In the novelist’s satirical reworking of Kafka’s classic story, an insect wakes up to discover to its horror that it has turned into the prime minister…

• Bill Nighy reads an extract from The Cockroach

That morning, Jim Sams, clever but by no means profound, woke from uneasy dreams to find himself transformed into a gigantic creature. For a good while he remained on his back (not his favourite posture) and regarded his distant feet, his paucity of limbs, with consternation. A mere four, of course, and quite unmovable. His own little brown legs, for which he was already feeling some nostalgia, would have been waving merrily in the air, however hopelessly. He lay still, determined not to panic. An organ, a slab of slippery meat, lay squat and wet in his mouth – revolting, especially when it moved of its own accord to explore the vast cavern of his mouth and, he noted with muted alarm, slide across an immensity of teeth. He stared along the length of his body. His colouring, from shoulders to ankles, was a pale blue, with darker blue piping around his neck and wrists, and white buttons in a vertical line right down his unsegmented thorax. The light breeze that blew intermittently across it, bearing a not unattractive odour of decomposing food and grain alcohol, he accepted as his breath. His vision was unhelpfully narrowed – oh for a compound eye – and everything he saw was oppressively colourful. He was beginning to understand that by a grotesque reversal his vulnerable flesh now lay outside his skeleton, which was therefore wholly invisible to him. What a comfort it would have been to catch a glimpse of that homely nacreous brown.

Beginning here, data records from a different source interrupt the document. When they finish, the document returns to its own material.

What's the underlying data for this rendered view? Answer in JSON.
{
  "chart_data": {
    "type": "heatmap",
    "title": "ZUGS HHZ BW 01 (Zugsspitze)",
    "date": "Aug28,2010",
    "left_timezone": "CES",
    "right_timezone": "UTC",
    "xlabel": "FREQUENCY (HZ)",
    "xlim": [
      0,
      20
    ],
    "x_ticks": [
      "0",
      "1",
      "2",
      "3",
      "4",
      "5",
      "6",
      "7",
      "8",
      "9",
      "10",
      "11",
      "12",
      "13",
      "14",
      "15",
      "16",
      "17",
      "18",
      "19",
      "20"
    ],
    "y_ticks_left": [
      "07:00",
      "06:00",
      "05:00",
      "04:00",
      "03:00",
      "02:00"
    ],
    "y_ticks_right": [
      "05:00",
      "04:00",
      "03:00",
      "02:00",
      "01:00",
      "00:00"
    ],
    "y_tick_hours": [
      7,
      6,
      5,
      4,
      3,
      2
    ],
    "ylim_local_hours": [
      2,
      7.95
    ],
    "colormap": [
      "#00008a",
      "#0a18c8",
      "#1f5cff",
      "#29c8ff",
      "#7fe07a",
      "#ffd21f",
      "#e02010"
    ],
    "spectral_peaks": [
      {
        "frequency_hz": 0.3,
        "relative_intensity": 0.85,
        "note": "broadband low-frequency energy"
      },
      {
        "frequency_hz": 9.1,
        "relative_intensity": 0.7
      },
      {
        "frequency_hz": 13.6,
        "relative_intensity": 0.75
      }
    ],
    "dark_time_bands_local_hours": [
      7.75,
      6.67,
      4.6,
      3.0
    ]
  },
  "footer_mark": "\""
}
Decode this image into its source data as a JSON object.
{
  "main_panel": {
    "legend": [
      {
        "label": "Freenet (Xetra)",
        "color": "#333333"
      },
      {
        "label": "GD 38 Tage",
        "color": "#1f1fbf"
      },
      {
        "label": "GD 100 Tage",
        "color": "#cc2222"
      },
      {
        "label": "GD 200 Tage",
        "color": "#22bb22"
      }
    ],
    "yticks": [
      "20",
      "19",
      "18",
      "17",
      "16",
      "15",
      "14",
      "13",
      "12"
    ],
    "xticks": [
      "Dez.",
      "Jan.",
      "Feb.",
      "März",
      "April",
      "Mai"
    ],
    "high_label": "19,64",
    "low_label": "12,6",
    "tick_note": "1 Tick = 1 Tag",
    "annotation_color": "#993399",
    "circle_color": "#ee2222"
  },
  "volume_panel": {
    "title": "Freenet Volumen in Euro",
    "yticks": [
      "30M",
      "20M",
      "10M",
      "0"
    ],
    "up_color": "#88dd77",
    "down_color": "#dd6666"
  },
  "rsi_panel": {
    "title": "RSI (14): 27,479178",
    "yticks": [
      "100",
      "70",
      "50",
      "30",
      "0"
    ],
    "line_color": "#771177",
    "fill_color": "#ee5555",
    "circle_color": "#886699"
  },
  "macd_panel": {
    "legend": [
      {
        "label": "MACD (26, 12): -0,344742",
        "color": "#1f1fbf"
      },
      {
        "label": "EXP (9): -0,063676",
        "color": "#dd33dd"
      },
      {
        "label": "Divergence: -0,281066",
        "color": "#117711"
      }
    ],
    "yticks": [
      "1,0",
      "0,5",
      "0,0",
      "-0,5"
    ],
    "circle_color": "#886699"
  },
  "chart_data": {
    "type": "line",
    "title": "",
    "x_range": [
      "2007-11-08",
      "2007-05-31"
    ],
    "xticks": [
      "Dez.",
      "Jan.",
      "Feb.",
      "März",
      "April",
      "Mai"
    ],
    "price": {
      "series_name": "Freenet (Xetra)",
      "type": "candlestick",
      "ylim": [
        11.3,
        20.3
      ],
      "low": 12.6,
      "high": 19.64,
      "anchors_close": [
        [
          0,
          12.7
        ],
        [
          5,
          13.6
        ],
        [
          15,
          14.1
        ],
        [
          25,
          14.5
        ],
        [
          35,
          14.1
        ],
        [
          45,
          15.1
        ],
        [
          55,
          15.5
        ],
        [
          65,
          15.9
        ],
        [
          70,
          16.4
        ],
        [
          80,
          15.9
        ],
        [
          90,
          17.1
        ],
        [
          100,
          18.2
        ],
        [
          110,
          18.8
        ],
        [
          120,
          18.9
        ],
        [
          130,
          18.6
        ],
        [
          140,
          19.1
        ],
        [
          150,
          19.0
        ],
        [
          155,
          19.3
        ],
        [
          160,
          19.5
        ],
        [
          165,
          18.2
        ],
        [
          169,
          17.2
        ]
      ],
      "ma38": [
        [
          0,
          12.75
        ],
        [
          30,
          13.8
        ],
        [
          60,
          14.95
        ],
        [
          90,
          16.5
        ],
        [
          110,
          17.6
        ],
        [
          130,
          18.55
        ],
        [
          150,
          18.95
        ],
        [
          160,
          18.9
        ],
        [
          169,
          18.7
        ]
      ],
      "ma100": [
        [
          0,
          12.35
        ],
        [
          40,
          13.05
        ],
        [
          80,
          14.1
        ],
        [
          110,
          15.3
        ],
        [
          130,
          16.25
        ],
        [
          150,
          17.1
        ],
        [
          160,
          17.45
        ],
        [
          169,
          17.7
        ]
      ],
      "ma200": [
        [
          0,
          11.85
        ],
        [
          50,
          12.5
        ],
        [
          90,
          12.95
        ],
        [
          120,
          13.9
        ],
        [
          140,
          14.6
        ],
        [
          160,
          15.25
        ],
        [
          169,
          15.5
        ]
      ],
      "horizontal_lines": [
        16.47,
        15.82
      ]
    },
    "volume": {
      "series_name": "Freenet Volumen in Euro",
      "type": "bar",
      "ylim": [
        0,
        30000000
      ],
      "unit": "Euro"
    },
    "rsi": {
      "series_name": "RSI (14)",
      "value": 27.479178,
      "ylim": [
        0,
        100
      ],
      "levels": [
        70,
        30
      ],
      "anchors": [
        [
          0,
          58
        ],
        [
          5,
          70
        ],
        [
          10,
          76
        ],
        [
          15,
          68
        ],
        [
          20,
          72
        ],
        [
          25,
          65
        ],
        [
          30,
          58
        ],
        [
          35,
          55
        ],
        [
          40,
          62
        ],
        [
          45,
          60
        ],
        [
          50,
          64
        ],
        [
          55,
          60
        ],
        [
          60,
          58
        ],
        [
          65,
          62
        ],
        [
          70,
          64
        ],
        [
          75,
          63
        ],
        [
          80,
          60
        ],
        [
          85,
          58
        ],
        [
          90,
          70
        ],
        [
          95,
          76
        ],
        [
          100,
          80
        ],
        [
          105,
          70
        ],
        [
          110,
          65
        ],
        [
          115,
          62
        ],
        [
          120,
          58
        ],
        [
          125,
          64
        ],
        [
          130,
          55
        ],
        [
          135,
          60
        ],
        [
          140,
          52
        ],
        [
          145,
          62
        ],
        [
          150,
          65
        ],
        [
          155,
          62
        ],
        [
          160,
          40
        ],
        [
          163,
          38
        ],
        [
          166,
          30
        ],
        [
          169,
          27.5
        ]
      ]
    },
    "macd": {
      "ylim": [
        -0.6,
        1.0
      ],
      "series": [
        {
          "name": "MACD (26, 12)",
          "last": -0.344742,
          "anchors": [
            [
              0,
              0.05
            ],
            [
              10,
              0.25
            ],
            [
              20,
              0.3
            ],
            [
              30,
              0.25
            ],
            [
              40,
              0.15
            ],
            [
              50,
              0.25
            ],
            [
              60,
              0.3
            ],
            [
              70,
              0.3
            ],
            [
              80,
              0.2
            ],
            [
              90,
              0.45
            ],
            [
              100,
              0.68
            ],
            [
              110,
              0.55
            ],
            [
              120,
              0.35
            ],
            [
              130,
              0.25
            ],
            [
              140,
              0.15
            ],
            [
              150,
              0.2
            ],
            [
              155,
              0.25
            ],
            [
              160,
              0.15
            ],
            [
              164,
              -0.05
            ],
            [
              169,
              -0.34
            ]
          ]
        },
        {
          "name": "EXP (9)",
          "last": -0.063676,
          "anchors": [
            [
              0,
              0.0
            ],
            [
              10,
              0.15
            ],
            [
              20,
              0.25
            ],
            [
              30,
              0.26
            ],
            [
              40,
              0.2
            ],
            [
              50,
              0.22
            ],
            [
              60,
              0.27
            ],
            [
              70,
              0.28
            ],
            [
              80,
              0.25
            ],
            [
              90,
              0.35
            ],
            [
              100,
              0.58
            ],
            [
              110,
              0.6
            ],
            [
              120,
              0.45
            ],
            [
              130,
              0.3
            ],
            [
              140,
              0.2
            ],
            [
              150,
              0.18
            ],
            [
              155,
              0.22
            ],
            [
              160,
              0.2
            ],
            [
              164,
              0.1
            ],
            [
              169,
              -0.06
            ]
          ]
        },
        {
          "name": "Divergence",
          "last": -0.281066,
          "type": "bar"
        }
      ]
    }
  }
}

All this was worrying enough, but as he came more fully awake he remembered that he was on an important, solitary mission, though for the moment he could not recall what it was. I’m going to be late, he thought, as he attempted to lift from the pillow a head that must have weighed as much as five kilos. This is so unfair, he told himself. I don’t deserve this. His fragmentary dreams had been deep and wild, haunted by raucous, echoing voices in constant dissent. Only now, as this head slumped back, did he begin to see through to the far side of sleep and bring to mind a mosaic of memories, impressions and intentions that scattered as he tried to hold them down.